Da die Investitionen eine Teilverwendung des Sozialproduktes sind, bewegt sich ihre Höhe im Großen und Ganzen zusammen mit der gesamtwirtschaftlichen Konjunktur. Es ist aber unmöglich im Rahmen dieser Arbeit auf die Richtung eines kausalen Zusammenhangs zu schließen[2]. Eine Regression, die die Investitionstätigkeit auf bestimmte Einflussfaktoren zurückführt, wird auch nicht unternommen.

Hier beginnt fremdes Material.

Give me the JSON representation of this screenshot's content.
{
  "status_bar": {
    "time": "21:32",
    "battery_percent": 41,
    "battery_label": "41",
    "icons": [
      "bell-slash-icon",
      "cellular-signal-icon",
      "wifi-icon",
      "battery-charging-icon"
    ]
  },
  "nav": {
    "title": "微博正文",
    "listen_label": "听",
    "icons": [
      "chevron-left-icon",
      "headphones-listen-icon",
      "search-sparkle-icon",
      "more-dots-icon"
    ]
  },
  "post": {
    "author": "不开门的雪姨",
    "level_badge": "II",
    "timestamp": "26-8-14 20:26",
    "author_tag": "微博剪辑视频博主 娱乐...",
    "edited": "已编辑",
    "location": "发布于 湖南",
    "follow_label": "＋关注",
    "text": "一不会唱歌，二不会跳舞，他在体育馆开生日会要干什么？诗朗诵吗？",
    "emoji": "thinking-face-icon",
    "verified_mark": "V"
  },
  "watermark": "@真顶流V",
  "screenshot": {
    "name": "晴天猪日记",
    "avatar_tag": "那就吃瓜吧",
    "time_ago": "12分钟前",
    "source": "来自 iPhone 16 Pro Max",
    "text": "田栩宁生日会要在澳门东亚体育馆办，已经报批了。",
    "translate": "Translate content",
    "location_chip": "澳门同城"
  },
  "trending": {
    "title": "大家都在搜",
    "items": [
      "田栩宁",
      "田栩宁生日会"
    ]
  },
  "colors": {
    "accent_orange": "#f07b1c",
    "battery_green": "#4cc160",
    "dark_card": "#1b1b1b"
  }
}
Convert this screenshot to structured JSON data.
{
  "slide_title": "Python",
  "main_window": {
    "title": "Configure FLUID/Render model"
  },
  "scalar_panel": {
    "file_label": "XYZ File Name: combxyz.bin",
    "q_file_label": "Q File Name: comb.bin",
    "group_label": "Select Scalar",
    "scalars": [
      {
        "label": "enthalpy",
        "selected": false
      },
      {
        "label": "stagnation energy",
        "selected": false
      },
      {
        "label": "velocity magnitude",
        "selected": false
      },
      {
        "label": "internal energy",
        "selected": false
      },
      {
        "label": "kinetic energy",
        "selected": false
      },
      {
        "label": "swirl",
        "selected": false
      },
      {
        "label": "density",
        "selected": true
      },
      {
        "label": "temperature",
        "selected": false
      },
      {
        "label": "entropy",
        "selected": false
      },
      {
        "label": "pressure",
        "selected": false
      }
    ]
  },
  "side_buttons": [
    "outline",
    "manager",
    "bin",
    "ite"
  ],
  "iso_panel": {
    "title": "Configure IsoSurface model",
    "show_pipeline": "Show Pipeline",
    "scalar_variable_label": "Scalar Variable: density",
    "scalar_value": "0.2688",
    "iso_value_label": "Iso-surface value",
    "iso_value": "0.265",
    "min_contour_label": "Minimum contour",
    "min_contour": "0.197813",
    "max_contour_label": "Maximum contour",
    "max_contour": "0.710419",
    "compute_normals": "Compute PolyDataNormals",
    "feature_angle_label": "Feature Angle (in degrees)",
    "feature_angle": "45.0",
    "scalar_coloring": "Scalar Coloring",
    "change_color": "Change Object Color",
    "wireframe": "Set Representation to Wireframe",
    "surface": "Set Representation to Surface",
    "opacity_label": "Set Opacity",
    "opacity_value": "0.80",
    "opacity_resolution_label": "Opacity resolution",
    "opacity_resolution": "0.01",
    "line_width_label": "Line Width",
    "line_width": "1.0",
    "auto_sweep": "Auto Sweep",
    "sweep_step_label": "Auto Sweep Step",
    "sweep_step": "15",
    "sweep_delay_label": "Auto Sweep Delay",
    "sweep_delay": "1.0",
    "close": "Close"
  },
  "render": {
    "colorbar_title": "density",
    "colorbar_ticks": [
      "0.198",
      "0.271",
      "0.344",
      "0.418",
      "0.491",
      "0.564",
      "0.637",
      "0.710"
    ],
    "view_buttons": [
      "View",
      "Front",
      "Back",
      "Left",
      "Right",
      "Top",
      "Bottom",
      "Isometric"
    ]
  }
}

Als weitere wirtschaftliche Einflussfaktoren kommen die Höhe der Zinssätze und Löhne in Frage. Ferner sind sich fast alle Studien[3] darin einig, dass die Höhe der privaten Investitionen größtenteils durch die Gewinnerwartungen bestimmt wird und durch den Preis von Investitionsgütern (Tobins q[4] ). Außerdem spielen die Politik und die (wirtschaftlichen) Beziehungen mit dem Ausland eine Rolle, vor allem was den Staat betrifft.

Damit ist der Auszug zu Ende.